Ketertarikan Enny pada Ilmu Hukum muncul saat dirinya menempuh pendidikan tingkat menengah. Tekadnya untuk meniti karier di bidang hukum, membuatnya merantau dari Pangkal Pinang ke Yogyakarta, untuk menuntut ilmu di Fakultas Hukum Universitas Gadjah Mada (FH UGM).
Ia merampungkan pendidikannya dan resmi menyandang gelar sebagai sarjana hukum pada 1981 silam. Usai lulus pendidikan S1, Enny kemudian menjadi dosen di FH UGM.
Tak hanya menjadi seorang dosen, ia juga terlibat aktif dalam organisasi yang berkaitan dengan ilmu hukum tata negara.
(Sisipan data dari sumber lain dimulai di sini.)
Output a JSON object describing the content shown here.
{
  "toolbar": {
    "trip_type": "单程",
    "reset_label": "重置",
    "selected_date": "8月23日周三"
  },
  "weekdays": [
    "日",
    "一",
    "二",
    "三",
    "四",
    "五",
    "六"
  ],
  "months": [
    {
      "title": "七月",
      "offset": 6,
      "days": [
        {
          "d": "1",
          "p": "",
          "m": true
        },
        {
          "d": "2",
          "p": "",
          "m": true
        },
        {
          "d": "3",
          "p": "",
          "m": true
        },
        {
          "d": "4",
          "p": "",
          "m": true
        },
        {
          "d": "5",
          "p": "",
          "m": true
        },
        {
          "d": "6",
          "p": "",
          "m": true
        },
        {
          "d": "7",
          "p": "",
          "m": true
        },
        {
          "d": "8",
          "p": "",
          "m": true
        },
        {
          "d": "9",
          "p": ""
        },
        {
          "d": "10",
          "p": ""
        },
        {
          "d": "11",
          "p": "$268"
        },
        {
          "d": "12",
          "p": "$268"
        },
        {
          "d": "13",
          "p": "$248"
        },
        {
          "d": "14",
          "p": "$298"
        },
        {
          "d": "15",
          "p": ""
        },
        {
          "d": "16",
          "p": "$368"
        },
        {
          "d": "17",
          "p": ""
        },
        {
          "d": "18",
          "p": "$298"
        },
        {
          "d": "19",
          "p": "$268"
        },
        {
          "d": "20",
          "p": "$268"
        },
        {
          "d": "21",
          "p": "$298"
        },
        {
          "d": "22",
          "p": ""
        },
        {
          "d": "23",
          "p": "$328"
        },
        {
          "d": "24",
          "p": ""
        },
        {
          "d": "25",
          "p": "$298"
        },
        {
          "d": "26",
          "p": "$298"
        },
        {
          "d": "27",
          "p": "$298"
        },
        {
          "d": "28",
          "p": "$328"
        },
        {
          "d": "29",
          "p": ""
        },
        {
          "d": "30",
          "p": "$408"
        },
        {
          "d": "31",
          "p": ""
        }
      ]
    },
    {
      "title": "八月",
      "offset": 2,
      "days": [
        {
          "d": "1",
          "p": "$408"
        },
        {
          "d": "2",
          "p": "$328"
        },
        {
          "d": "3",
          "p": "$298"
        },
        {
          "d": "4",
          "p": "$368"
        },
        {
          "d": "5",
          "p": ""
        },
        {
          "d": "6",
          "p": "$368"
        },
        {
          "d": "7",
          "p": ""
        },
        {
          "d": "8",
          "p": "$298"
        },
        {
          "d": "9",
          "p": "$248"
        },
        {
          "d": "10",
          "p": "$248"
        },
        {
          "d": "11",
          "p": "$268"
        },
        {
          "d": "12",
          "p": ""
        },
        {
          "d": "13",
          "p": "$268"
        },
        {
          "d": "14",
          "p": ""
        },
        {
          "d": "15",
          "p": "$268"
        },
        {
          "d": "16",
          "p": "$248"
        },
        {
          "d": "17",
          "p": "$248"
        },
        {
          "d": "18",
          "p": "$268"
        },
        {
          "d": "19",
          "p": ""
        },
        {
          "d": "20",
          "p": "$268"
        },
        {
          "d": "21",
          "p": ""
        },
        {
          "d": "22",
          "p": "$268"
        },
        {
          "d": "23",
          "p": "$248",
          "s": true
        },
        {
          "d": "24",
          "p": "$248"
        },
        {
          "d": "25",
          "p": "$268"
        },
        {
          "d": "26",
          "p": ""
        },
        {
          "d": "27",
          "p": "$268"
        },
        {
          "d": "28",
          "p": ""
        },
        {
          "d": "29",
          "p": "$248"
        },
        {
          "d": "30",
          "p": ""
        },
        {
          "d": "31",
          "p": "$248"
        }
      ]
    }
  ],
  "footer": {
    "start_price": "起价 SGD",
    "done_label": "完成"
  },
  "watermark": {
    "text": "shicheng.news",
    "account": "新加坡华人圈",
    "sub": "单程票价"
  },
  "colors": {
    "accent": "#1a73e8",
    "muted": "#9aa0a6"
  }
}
Misalnya, Parliament Watch yang ia bentuk bersama-sama dengan Ketua MK periode 2008-2013 Mahfud MD pada 1998 silam. Pembentukan organisasi ini, dilatarbelakangi oleh kebutuhan pengawasan terhadap parlemen sebagai regulator.
Perjalanan karier Enny di dunia hukum semakin panjang dengan keterlibatannya dalam proses penataan regulasi baik di tingkat daerah hingga nasional. Ia juga kerap diminta menjadi narasumber hingga menjadi staf ahli yang berkaitan dengan hukum tata negara.
"Semuanya mengalir begitu saja tanpa ada desain apapun. Saya pun mendalami bidang ilmu hukum perundang-undangan dan konstitusi. Dari sana pula, awal mula yang mengantarkan saya sebagai Kepala Badan Pembinaan Hukum Nasional selama 4 tahun," kata Enny.
Terkait dengan keterpilihannya sebagai hakim konstitusi, ia menyebut tak pernah merencanakannya. Ketika melihat peluang dibukanya posisi hakim konstitusi, ia tertarik untuk mengisi ruang perempuan dalam jajaran hakim konstitusi.
Menurutnya, bergabung dengan MK sebagai hakim konstitusi menjadi kesempatan yang berharga untuk mempraktikkan pengalaman-pengalaman terkait hukum konstitusi dan hukum perundang-undangan. Hal itu menjadi alasannya untuk ikut mendaftar dalam seleksi hakim konstitusi.
Ia tak memungkiri beban berat yang ditanggungnya sebagai hakim konstitusi, yang harus pandai menempatkan diri agar terhindar dari konflik kepentingan.
Untuk mempersiapkan diri, Enny mempelajari dengan seksama The Bangalore Principles of Judicial Conduct, yang berisi enam prinsip yang menjadi pegangan bagi para hakim. Prinsip-prinsip tersebut, adalah independensi, ketidakberpihakan, integritas, kepantasan dan kesopanan, kesetaraan, serta kecakapan dan kesaksamaan.
Terkait visi dan misinya sebagai hakim konstitusi, Enny menyebutkan, bahwa seorang hakim konstitusi harus memiliki visi dan misi yang sama dengan institusinya, dalam hal ini MK.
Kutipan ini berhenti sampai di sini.